Lake Como

lago di comoThe Lake of Como, with its 146 square kilometers of surface area, is the first for depth reaching 414 meters. Its origin goes back to the Ice Age. It has an inverted Y shape with the two branches that head south towards Lecco and south west towards Como, and has a perimeter 170 kilometers long. Thanks to a clement climate that favored the arboreal development, the Lake was inhabited since the proto-historic era. Then the Roman colonization took place, and it culminated with the establishment of Como as the area was especially important either for the defence of the lowland territories as well as a connection to the lands beyond the Alps. In the same period the reputation of the Lake began to spread, its shores and settlements began to rise.
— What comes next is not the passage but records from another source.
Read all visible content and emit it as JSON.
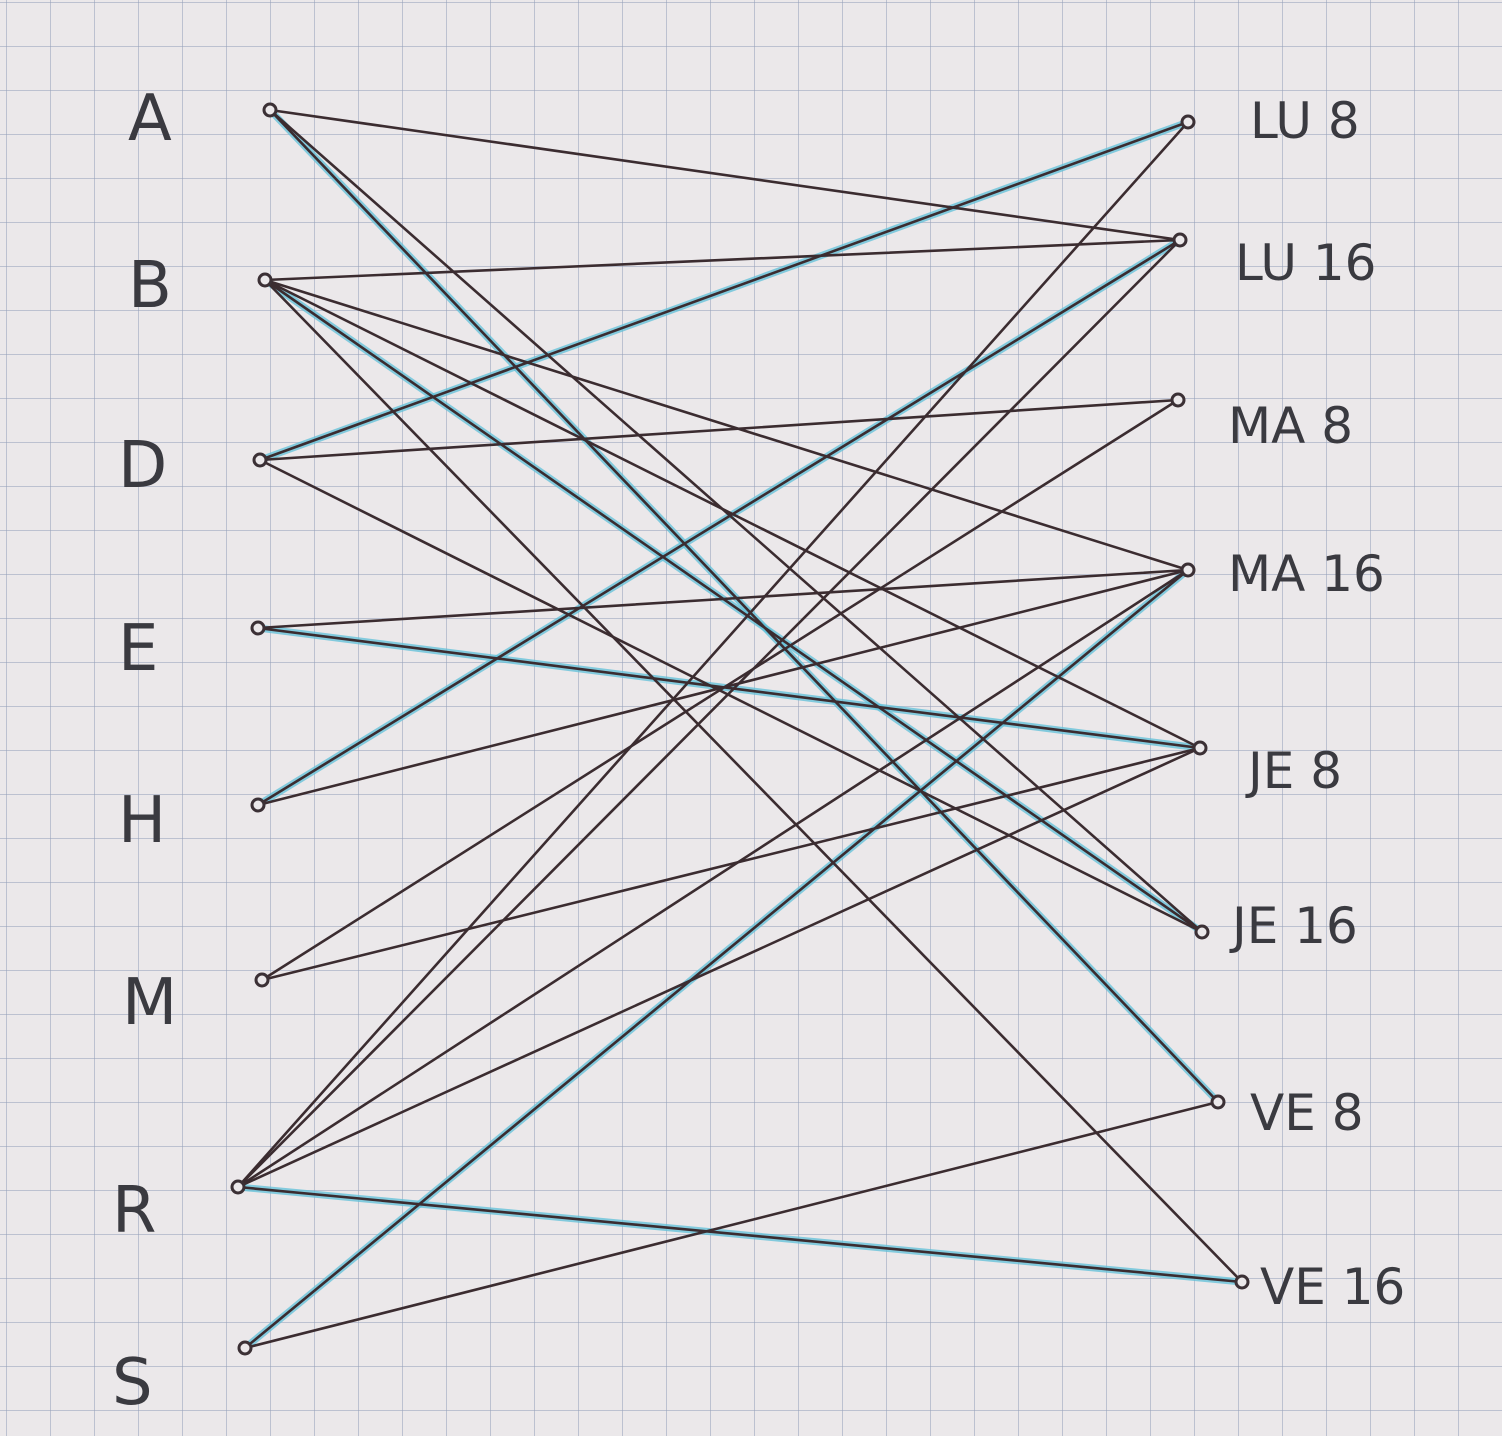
{
  "left_nodes": [
    {
      "id": "A",
      "label": "A"
    },
    {
      "id": "B",
      "label": "B"
    },
    {
      "id": "D",
      "label": "D"
    },
    {
      "id": "E",
      "label": "E"
    },
    {
      "id": "H",
      "label": "H"
    },
    {
      "id": "M",
      "label": "M"
    },
    {
      "id": "R",
      "label": "R"
    },
    {
      "id": "S",
      "label": "S"
    }
  ],
  "right_nodes": [
    {
      "id": "LU8",
      "label": "LU 8"
    },
    {
      "id": "LU16",
      "label": "LU 16"
    },
    {
      "id": "MA8",
      "label": "MA 8"
    },
    {
      "id": "MA16",
      "label": "MA 16"
    },
    {
      "id": "JE8",
      "label": "JE 8"
    },
    {
      "id": "JE16",
      "label": "JE 16"
    },
    {
      "id": "VE8",
      "label": "VE 8"
    },
    {
      "id": "VE16",
      "label": "VE 16"
    }
  ],
  "edges": [
    [
      "A",
      "LU16"
    ],
    [
      "A",
      "VE8"
    ],
    [
      "A",
      "JE16"
    ],
    [
      "B",
      "LU16"
    ],
    [
      "B",
      "MA16"
    ],
    [
      "B",
      "JE8"
    ],
    [
      "B",
      "JE16"
    ],
    [
      "B",
      "VE16"
    ],
    [
      "D",
      "LU8"
    ],
    [
      "D",
      "MA8"
    ],
    [
      "D",
      "JE16"
    ],
    [
      "E",
      "MA16"
    ],
    [
      "E",
      "JE8"
    ],
    [
      "H",
      "LU16"
    ],
    [
      "H",
      "MA16"
    ],
    [
      "M",
      "MA8"
    ],
    [
      "M",
      "JE8"
    ],
    [
      "R",
      "LU8"
    ],
    [
      "R",
      "LU16"
    ],
    [
      "R",
      "MA16"
    ],
    [
      "R",
      "JE8"
    ],
    [
      "R",
      "VE16"
    ],
    [
      "S",
      "MA16"
    ],
    [
      "S",
      "VE8"
    ]
  ],
  "highlighted_edges": [
    [
      "A",
      "VE8"
    ],
    [
      "B",
      "JE16"
    ],
    [
      "D",
      "LU8"
    ],
    [
      "E",
      "JE8"
    ],
    [
      "H",
      "LU16"
    ],
    [
      "R",
      "VE16"
    ],
    [
      "S",
      "MA16"
    ]
  ],
  "colors": {
    "ink": "#3b2c30",
    "highlight": "#5fc0d8",
    "paper": "#ebe8ea",
    "grid": "#969fb9"
  }
}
Among the early bards of the virtue of the Lake were the Latins, Cassiodoro, Pliny the Elder, Pliny the Younger (natives of Como) and Strabone. Later on in time were added these voices, that of Paolo Diacono, of Leonardo and Benedetto Giovio. The international acclaim of the Lake arrived in any event between the 18th and the 19th Centuries, with first the triumph of the "villa civilization", and then with the development of the tourist élite. Lake Como as a result became the obligatory stop for travellers and writers visiting Italy: those who wrote about it among the others Bourget, De Musset, Longfellow, Stendhal and Flaubert. The most well-known passage are the celebrated opening lines to the "Promessi Sposi" "The Betrothed": That branch of lake of Como that turns at midday…", with which Manzoni immortalized the Lecchese versant.